Au nom du Père et du Fils et du Saint Esprit,
La Cananéenne qui s’est adressée au Seigneur pour lui demander de guérir sa fille possédée était païenne. A cette époque, les Juifs, qui étaient les seuls à croire en un Dieu Unique, ne parlaient pas avec les païens dont ils restaient distants. Or voila cette femme qui approche du Christ : cela montre déjà qu’elle avait vu en Lui quelque chose qu’elle n’avait pas vu chez d’autres, qu’elle avait senti quelque chose chez Lui : par son intuition, son cœur, elle avait saisi quelque chose qui lui avait inspiré confiance et ôté la peur d’être chassée.
Elle s’est adressée à Lui avec des paroles que l’on retrouve aussi dans l’Evangile de Marc dans la bouche de l’aveugle Bartimée : « Jésus, Fils de David !… » C’est bien là une profession de foi : bien sûr, non pas dans le Christ en tant que Fils de Dieu mais comme né de la branche royale de David de laquelle doit être issu le Sauveur du monde : « Jésus, Fils de David, aie pitié de ma fille ! Elle est possédée… »
Mais le Christ continue son chemin en silence, sans réagir à ses cris. Ses disciples Lui disent : « Renvoie-la, – elle nous suit et nous précède de son cri d’espoir et de désespoir… „Renvoie-la” ne veut pas dire „chasse-là”: cela signifie : «N’as-tu pas pitié ? N’est-elle pas un être humain ? Sommes-nous étrangers à ces gens-là ? Est-ce que le malheur humain n’est pas aussi terrible et douloureux pour les païens que pour nous ? Laisse-la partir en paix… ».

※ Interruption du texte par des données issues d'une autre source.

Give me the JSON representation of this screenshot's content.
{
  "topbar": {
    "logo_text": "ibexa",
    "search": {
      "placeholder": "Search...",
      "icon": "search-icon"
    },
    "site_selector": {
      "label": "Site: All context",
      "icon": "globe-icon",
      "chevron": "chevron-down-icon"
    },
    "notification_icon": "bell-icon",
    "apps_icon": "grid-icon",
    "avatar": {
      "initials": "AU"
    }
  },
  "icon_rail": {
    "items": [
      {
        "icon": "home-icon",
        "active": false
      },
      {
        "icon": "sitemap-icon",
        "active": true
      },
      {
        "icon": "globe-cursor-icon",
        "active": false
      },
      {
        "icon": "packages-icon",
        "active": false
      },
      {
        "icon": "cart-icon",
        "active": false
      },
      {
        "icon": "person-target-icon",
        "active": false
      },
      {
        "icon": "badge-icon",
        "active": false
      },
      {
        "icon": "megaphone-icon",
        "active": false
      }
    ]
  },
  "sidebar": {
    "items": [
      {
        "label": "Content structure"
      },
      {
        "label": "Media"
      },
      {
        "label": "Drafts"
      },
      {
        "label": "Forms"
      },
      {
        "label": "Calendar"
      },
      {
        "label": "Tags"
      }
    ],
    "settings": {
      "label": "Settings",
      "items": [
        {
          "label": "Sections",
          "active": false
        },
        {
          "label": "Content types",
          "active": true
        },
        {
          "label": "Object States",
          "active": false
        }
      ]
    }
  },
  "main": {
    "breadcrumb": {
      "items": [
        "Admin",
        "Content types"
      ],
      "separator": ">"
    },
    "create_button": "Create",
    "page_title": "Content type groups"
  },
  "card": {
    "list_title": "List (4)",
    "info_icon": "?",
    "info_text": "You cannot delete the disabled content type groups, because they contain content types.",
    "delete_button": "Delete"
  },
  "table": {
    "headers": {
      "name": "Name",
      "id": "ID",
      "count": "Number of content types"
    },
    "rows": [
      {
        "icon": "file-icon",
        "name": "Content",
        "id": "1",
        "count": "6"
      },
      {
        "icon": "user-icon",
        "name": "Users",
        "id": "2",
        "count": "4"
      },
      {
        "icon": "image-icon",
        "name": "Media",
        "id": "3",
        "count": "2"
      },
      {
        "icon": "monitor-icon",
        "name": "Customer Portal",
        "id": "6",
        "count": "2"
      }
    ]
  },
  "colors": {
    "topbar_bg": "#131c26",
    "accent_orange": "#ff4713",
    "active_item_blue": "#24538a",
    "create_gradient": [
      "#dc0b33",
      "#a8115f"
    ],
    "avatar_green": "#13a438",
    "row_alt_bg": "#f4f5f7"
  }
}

Le Christ dit : « Je n’ai pas été envoyé à tous : J’ai été envoyé aux brebis de la maison d’Israël… ». La Cananéenne répond : « Seigneur ! Aide-moi… ». Elle ne répond pas à sa remarque sur le fait qu’Il ne lui a pas été envoyé ; elle croit simplement qu’Il aura pitié d’elle : elle ne discute pas, n’affirme pas : « Mais comment, je suis un être humain, non, elle croit simplement… Alors le Christ éprouve sa foi une nouvelle fois. Certes, Il connaissait sa foi ; et la Cananéenne, vraisemblablement, connaissait sa clairvoyance, mais il était sans doute nécessaire aux disciples de mesurer la profondeur de foi dont est capable un païen. Il lui dit : « Il n’est pas bon de prendre le pain des enfants pour le donner aux chiens… ». Ces paroles semblent extrêmement cruelles et dénuées de pitié ; il me semble qu’on peut les comprendre si l’on imagine le Sauveur qui baisse son regard attentif, réfléchi, plein de compassion vers les yeux levés de cette femme ; elle a entendu ces paroles dures comme elle en a entendu d’autres, mais elle les a entendues et en même temps elle a vu la face de l’Amour Divin qui s’adressait à elle. Elle répond comme avec un sourire : « Mais non, Seigneur ! Les chiens se nourrissent des miettes qui tombent de la table de leurs maîtres… ». On ne peut dire cela qu’avec une foi et une conscience profonde que les paroles dures ne sortent pas d’un cœur endurci.
Le Sauveur, ici comme dans d’autres situations, répond à la foi par l’amour et par son pouvoir de guérir, avoir compassion et sauver : « Ô femme ! Ta foi est grande ! Que ton souhait se réalise. » Et sa fille fut guérie sur l’heure. Ici nous voyons encore une fois qu’il n’y a pas de limite à la compassion divine, qu’il ne partage pas les hommes en croyants et incroyants, familiers et étrangers : il n’y a pas pour lui d’étranger, tous Lui sont proches ; mais en même temps Il attend et exige de nous non pas le manque de foi mais une foi sincère, l’empressement à Lui faire confiance, et aussi à Le solliciter par nos cris, nos prières, notre foi. Cela, nous devons l’apprendre de la Cananéenne. Amen.